03/13/2008 (9:57 am)
Charter to issue new to debt to pay off old debt
After announcing last month that it had enough cash to operate only through the middle of next year, Charter Communications Inc. now plans to raise $775 million in new debt by issuing notes and taking out loans.
Town and Country-based Charter, the area’s dominant cable provider, is facing serious financial problems. It’s strapped with long-term debt of $19.9 billion, as of Dec. 31, and last month reported a fourth-quarter interest expense of $466 million.
In the next two weeks, Charter will sell $500 million in bonds due to mature in 2014 and borrow $275 million,, according to a regulatory filing.
The funds, which will be used to pay off other debt and for "general corporate purposes," allow the company to remain solvent through 2009.
What will happen in 2010 remains unknown. Unless Charter comes up with more cash, it could be forced into bankruptcy that year, the company said.

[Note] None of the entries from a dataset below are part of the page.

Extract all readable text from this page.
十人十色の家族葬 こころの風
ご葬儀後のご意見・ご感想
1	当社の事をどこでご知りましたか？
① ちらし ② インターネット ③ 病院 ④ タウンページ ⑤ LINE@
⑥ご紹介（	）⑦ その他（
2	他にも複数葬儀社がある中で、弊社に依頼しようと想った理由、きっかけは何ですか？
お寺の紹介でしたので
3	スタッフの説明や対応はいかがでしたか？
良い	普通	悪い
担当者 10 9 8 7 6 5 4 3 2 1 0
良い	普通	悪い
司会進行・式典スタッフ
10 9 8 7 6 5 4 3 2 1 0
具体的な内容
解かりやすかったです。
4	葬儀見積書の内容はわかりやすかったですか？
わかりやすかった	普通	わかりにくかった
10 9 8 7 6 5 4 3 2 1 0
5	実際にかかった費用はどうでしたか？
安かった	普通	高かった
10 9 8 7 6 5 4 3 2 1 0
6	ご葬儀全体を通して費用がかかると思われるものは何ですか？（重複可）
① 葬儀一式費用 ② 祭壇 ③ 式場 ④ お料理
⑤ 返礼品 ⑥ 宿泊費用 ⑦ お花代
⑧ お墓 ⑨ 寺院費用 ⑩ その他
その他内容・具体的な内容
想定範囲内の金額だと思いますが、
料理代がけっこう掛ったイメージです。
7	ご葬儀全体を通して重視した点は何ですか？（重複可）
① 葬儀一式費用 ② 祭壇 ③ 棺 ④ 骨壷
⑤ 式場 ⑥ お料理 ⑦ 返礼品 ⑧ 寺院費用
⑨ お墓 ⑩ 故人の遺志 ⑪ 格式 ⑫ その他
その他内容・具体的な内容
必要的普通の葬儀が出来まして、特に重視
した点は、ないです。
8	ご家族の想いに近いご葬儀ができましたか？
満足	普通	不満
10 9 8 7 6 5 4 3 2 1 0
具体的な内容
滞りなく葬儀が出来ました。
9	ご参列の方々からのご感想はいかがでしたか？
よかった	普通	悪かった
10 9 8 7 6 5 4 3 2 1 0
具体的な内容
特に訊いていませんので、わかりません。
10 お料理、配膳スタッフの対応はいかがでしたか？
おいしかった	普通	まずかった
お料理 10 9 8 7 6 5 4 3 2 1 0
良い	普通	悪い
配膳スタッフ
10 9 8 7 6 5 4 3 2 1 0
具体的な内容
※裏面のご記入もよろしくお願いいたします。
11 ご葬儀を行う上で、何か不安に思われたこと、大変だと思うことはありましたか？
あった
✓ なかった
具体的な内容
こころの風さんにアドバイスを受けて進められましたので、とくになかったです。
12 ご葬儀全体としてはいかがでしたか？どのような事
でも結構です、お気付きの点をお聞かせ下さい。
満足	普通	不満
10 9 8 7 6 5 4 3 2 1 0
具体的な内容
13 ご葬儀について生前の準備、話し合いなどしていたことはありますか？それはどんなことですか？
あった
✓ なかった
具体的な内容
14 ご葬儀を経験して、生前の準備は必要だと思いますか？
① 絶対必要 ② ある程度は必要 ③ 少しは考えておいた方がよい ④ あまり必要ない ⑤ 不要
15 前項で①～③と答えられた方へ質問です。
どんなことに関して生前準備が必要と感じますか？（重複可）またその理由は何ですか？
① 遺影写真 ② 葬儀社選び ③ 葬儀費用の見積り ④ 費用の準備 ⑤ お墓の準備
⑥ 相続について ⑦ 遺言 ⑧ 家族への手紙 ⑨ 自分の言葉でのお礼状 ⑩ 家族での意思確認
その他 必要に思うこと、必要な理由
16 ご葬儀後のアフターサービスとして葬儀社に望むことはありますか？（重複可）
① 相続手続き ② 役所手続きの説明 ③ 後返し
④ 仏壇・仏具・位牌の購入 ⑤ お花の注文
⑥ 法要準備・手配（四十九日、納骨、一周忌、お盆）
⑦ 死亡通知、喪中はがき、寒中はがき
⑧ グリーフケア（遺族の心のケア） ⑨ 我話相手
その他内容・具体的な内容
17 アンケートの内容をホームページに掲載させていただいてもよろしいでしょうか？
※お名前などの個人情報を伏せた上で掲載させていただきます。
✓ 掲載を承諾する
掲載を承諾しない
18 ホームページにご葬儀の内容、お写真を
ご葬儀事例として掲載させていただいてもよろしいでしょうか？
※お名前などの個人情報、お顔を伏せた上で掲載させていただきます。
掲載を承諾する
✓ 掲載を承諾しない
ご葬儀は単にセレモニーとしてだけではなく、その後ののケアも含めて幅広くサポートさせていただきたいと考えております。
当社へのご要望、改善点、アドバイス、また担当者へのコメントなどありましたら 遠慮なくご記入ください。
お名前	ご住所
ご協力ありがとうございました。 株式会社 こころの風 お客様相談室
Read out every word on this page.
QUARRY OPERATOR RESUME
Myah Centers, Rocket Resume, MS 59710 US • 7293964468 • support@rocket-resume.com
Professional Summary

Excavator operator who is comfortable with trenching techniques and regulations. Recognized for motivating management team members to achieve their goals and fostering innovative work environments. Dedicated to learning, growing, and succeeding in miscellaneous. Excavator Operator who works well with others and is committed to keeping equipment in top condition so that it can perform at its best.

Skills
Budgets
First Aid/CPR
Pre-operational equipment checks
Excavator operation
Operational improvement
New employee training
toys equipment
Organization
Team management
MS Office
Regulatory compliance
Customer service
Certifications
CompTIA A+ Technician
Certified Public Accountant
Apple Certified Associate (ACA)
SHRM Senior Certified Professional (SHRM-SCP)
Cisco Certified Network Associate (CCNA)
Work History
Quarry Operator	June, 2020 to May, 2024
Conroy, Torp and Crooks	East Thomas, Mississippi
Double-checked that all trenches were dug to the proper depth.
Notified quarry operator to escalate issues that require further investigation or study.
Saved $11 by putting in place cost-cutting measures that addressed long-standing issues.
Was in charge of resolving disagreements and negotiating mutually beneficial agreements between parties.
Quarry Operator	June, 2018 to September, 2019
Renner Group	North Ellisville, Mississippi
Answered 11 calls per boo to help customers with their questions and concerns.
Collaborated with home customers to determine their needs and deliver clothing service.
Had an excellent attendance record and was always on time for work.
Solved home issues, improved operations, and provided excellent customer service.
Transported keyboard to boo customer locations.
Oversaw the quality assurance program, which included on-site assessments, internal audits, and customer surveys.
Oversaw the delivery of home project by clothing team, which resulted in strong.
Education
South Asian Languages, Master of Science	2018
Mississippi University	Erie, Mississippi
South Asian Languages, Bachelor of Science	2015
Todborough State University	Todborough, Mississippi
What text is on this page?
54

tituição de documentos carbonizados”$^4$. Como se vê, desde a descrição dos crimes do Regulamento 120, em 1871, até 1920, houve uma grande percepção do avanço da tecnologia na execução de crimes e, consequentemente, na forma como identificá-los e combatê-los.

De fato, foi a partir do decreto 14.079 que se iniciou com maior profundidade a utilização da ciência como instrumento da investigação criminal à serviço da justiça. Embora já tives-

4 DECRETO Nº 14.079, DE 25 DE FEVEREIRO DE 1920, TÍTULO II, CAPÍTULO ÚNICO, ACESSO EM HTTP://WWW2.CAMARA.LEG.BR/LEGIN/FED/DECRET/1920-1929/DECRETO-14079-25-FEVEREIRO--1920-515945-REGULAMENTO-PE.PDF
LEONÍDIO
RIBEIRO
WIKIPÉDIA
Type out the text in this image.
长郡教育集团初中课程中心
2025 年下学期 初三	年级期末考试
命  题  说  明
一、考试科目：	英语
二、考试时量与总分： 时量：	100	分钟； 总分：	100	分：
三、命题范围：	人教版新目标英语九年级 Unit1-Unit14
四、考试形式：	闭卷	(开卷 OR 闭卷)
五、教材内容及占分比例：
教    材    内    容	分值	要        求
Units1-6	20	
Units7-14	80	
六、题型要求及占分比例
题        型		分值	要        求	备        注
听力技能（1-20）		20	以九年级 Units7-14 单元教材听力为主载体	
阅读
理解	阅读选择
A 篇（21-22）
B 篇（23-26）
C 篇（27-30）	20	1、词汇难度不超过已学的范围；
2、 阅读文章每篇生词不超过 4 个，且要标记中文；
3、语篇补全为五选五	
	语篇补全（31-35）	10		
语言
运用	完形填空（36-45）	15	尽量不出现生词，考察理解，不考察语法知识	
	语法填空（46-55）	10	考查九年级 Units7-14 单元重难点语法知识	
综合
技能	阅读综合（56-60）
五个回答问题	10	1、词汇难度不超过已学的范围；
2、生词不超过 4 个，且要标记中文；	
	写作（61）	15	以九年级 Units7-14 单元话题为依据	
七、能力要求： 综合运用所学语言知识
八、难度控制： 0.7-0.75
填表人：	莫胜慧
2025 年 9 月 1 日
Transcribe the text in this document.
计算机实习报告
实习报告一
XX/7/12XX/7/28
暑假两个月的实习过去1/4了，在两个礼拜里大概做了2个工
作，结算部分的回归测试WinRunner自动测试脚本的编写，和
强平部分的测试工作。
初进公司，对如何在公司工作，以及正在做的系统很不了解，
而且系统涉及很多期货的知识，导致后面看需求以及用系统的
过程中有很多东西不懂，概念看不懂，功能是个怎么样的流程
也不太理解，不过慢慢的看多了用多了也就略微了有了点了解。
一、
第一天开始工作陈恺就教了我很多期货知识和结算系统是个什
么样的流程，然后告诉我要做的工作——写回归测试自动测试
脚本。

Still, the new debt — and the higher interest expenses — didn’t concern Jason Bazinet, an analyst with Citi Investment Research.
"Given Charter’s robust operating results, the company needs time — more than anything else — to grow into its capital structure," Bazinet, who gave Charter a "buy/speculative" rating, wrote Tuesday in a research note payday loan cash advance loan. "Thus, a successful placement of (more debt) — at almost any interest rate — is viewed as a positive for equity holders."
Meanwhile, in the same regulatory filing, Charter said that shareholder Paul Allen, the Seattle billionaire who has a 51 percent stake in the company and controls 91 percent of the voting power, has been contacted by potential investors.
The company said there is no assurance that any investment or deal would be made.
The nature of any deal was unclear, and Charter spokeswoman Anita Lamont could not elaborate.
In another regulatory filing Tuesday, Charter said that Jeffrey T. Fisher, chief financial officer and executive vice president, will resign in April. Fisher, 45, joined Charter in 2006. Eloise Schmitz will take over the position temporarily, while continuing as senior vice president of strategic planning.
Lamont said Fisher’s decision to resign was for personal reasons and unrelated to the refinancing.